Sex in the Workplace–Why I Wrote a Book About It

Prominent men ruin their lives every single day.


They ruin their lives with enormous sex scandals splashed all over headlines, in media outlets, dripping off tongues of gossip. If not in your hometown, then in somebody else’s nearby.

From early on, history recorded illegitimate sexual assignations and their ruinous consequences–stories such as Helen of Troy, to the six wives of King Henry the VIII, through the affairs of President Bill Clinton, and the ongoing sex scandals of Catholic priests. The list is unending. Social media, with its viral messaging, only increases the disaster quotient. In 2022, we saw how quickly Queen Elizabeth stripped her son, Prince Andrew, of his royal title after accusations of sex with a minor.

Why do men, especially prominent men, continue to self-implode like that? Haven’t they watched others do exactly the same thing. Why do something so wildly destructive?

The question fascinated me for years–because of my own experiences and because the scandals keep getting way worse–excuse my grammar–way, way worse.

In the 1970’s, sexual freedoms and women’s rights catapulted into the social network, stretching limits, breaking boundaries. People experimented with everything from sex, to drugs, to yoga, tofu, and living styles.  Pregnancy could be managed by a pill; Roe vs Wade gave women a choice to keep or terminate pregnancy, AIDS was years in the future, and antibiotics still worked magic. During this wild decade I joined the USA workforce. My lifelong study of sex, particularly in the workplace, began then. I’m still at it.

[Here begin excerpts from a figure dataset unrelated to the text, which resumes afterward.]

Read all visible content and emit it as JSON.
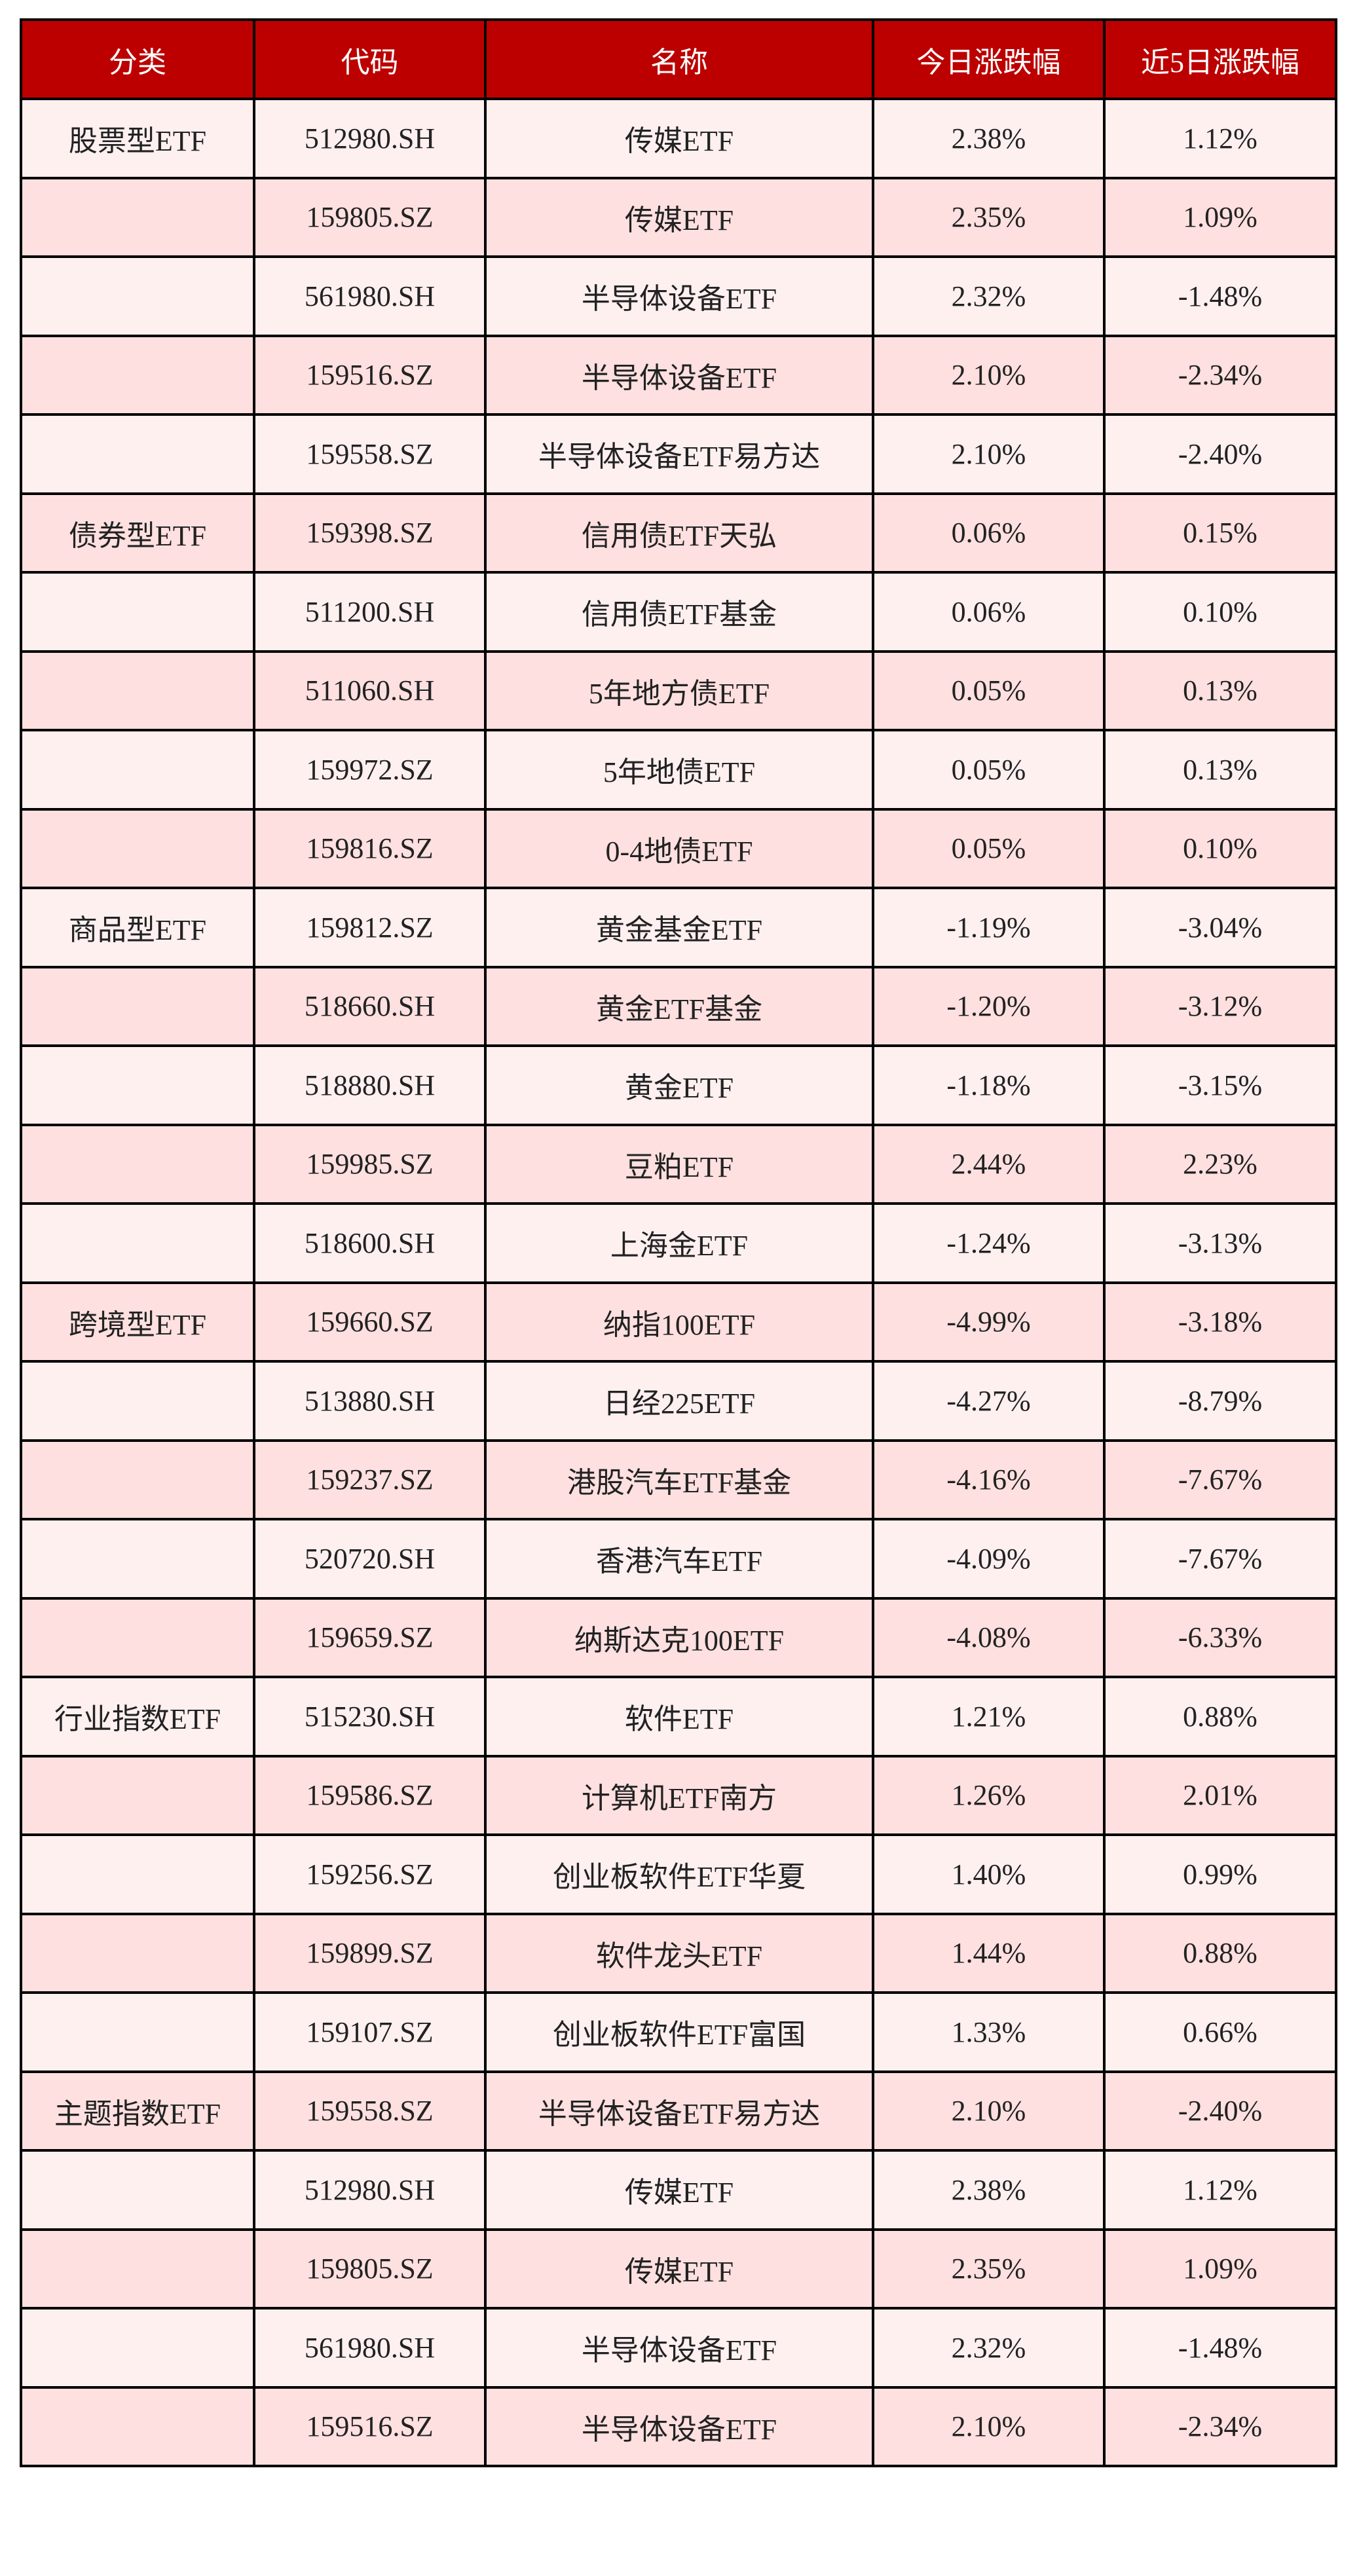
{
  "table": {
    "headers": [
      "分类",
      "代码",
      "名称",
      "今日涨跌幅",
      "近5日涨跌幅"
    ],
    "colors": {
      "header_bg": "#BC0000",
      "row_light": "#FFF0F0",
      "row_dark": "#FFE0E0"
    },
    "rows": [
      [
        "股票型ETF",
        "512980.SH",
        "传媒ETF",
        "2.38%",
        "1.12%"
      ],
      [
        "",
        "159805.SZ",
        "传媒ETF",
        "2.35%",
        "1.09%"
      ],
      [
        "",
        "561980.SH",
        "半导体设备ETF",
        "2.32%",
        "-1.48%"
      ],
      [
        "",
        "159516.SZ",
        "半导体设备ETF",
        "2.10%",
        "-2.34%"
      ],
      [
        "",
        "159558.SZ",
        "半导体设备ETF易方达",
        "2.10%",
        "-2.40%"
      ],
      [
        "债券型ETF",
        "159398.SZ",
        "信用债ETF天弘",
        "0.06%",
        "0.15%"
      ],
      [
        "",
        "511200.SH",
        "信用债ETF基金",
        "0.06%",
        "0.10%"
      ],
      [
        "",
        "511060.SH",
        "5年地方债ETF",
        "0.05%",
        "0.13%"
      ],
      [
        "",
        "159972.SZ",
        "5年地债ETF",
        "0.05%",
        "0.13%"
      ],
      [
        "",
        "159816.SZ",
        "0-4地债ETF",
        "0.05%",
        "0.10%"
      ],
      [
        "商品型ETF",
        "159812.SZ",
        "黄金基金ETF",
        "-1.19%",
        "-3.04%"
      ],
      [
        "",
        "518660.SH",
        "黄金ETF基金",
        "-1.20%",
        "-3.12%"
      ],
      [
        "",
        "518880.SH",
        "黄金ETF",
        "-1.18%",
        "-3.15%"
      ],
      [
        "",
        "159985.SZ",
        "豆粕ETF",
        "2.44%",
        "2.23%"
      ],
      [
        "",
        "518600.SH",
        "上海金ETF",
        "-1.24%",
        "-3.13%"
      ],
      [
        "跨境型ETF",
        "159660.SZ",
        "纳指100ETF",
        "-4.99%",
        "-3.18%"
      ],
      [
        "",
        "513880.SH",
        "日经225ETF",
        "-4.27%",
        "-8.79%"
      ],
      [
        "",
        "159237.SZ",
        "港股汽车ETF基金",
        "-4.16%",
        "-7.67%"
      ],
      [
        "",
        "520720.SH",
        "香港汽车ETF",
        "-4.09%",
        "-7.67%"
      ],
      [
        "",
        "159659.SZ",
        "纳斯达克100ETF",
        "-4.08%",
        "-6.33%"
      ],
      [
        "行业指数ETF",
        "515230.SH",
        "软件ETF",
        "1.21%",
        "0.88%"
      ],
      [
        "",
        "159586.SZ",
        "计算机ETF南方",
        "1.26%",
        "2.01%"
      ],
      [
        "",
        "159256.SZ",
        "创业板软件ETF华夏",
        "1.40%",
        "0.99%"
      ],
      [
        "",
        "159899.SZ",
        "软件龙头ETF",
        "1.44%",
        "0.88%"
      ],
      [
        "",
        "159107.SZ",
        "创业板软件ETF富国",
        "1.33%",
        "0.66%"
      ],
      [
        "主题指数ETF",
        "159558.SZ",
        "半导体设备ETF易方达",
        "2.10%",
        "-2.40%"
      ],
      [
        "",
        "512980.SH",
        "传媒ETF",
        "2.38%",
        "1.12%"
      ],
      [
        "",
        "159805.SZ",
        "传媒ETF",
        "2.35%",
        "1.09%"
      ],
      [
        "",
        "561980.SH",
        "半导体设备ETF",
        "2.32%",
        "-1.48%"
      ],
      [
        "",
        "159516.SZ",
        "半导体设备ETF",
        "2.10%",
        "-2.34%"
      ]
    ]
  }
}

The idea for this book started in 1992. So is it still relevant?

I point to the #MeToo movement and say the problem is more alive and well today than when I started writing 20 years ago. Look at Harvey Weinstein, Jeffrey Epstein, Bill Cosby, Jerry Sandusky, Bill Clinton, Mark Sanford, Donald Trump, the Catholic priests (not the nuns), and thousands more. In all this time, we haven’t devised healthy solutions. Mostly, we punish, suppress, or hide.

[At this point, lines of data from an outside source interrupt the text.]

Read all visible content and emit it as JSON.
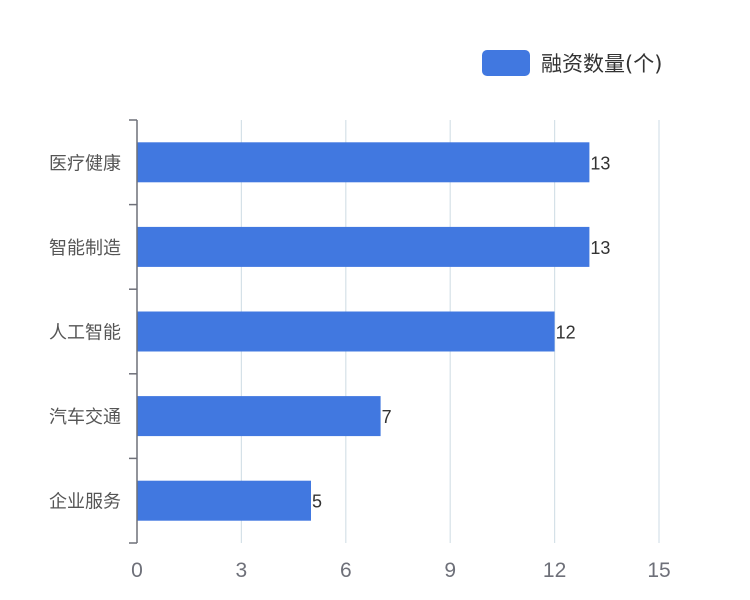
{
  "chart_data": {
    "type": "bar",
    "orientation": "horizontal",
    "categories": [
      "医疗健康",
      "智能制造",
      "人工智能",
      "汽车交通",
      "企业服务"
    ],
    "series": [
      {
        "name": "融资数量(个)",
        "values": [
          13,
          13,
          12,
          7,
          5
        ],
        "color": "#4178e0"
      }
    ],
    "xlim": [
      0,
      15
    ],
    "xticks": [
      0,
      3,
      6,
      9,
      12,
      15
    ],
    "grid": true,
    "legend_position": "top-right",
    "data_labels": true
  }
}
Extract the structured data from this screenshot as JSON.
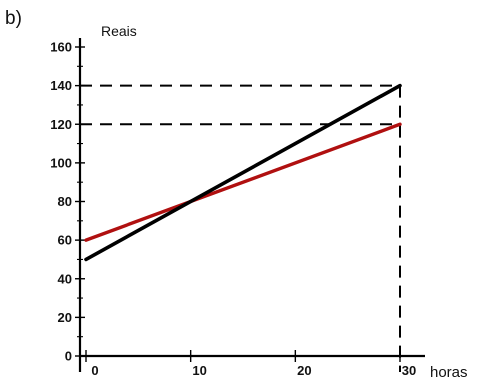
{
  "part_label": "b)",
  "chart_data": {
    "type": "line",
    "title": "",
    "xlabel": "horas",
    "ylabel": "Reais",
    "xlim": [
      0,
      30
    ],
    "ylim": [
      0,
      160
    ],
    "x_ticks": [
      0,
      10,
      20,
      30
    ],
    "y_ticks": [
      0,
      20,
      40,
      60,
      80,
      100,
      120,
      140,
      160
    ],
    "grid": false,
    "series": [
      {
        "x": [
          0,
          30
        ],
        "values": [
          60,
          120
        ],
        "color": "#b01010"
      },
      {
        "x": [
          0,
          30
        ],
        "values": [
          50,
          140
        ],
        "color": "#000000"
      }
    ],
    "guides": [
      {
        "x": 30,
        "y": 140
      },
      {
        "x": 30,
        "y": 120
      }
    ]
  }
}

Why did I write this book?

Besides being a can’t-put-it-down read, The Scandal Clause is a platform for discussion—about power, work, sex, money, values, relationships, and gender intelligence.

The question is: can we create respectful, constructive commentary about the changing roles of sexuality in our current day lives–especially in a place where we spend up to 10 hours a day together?

I hope so, because that’s the real reason behind what made me write this book.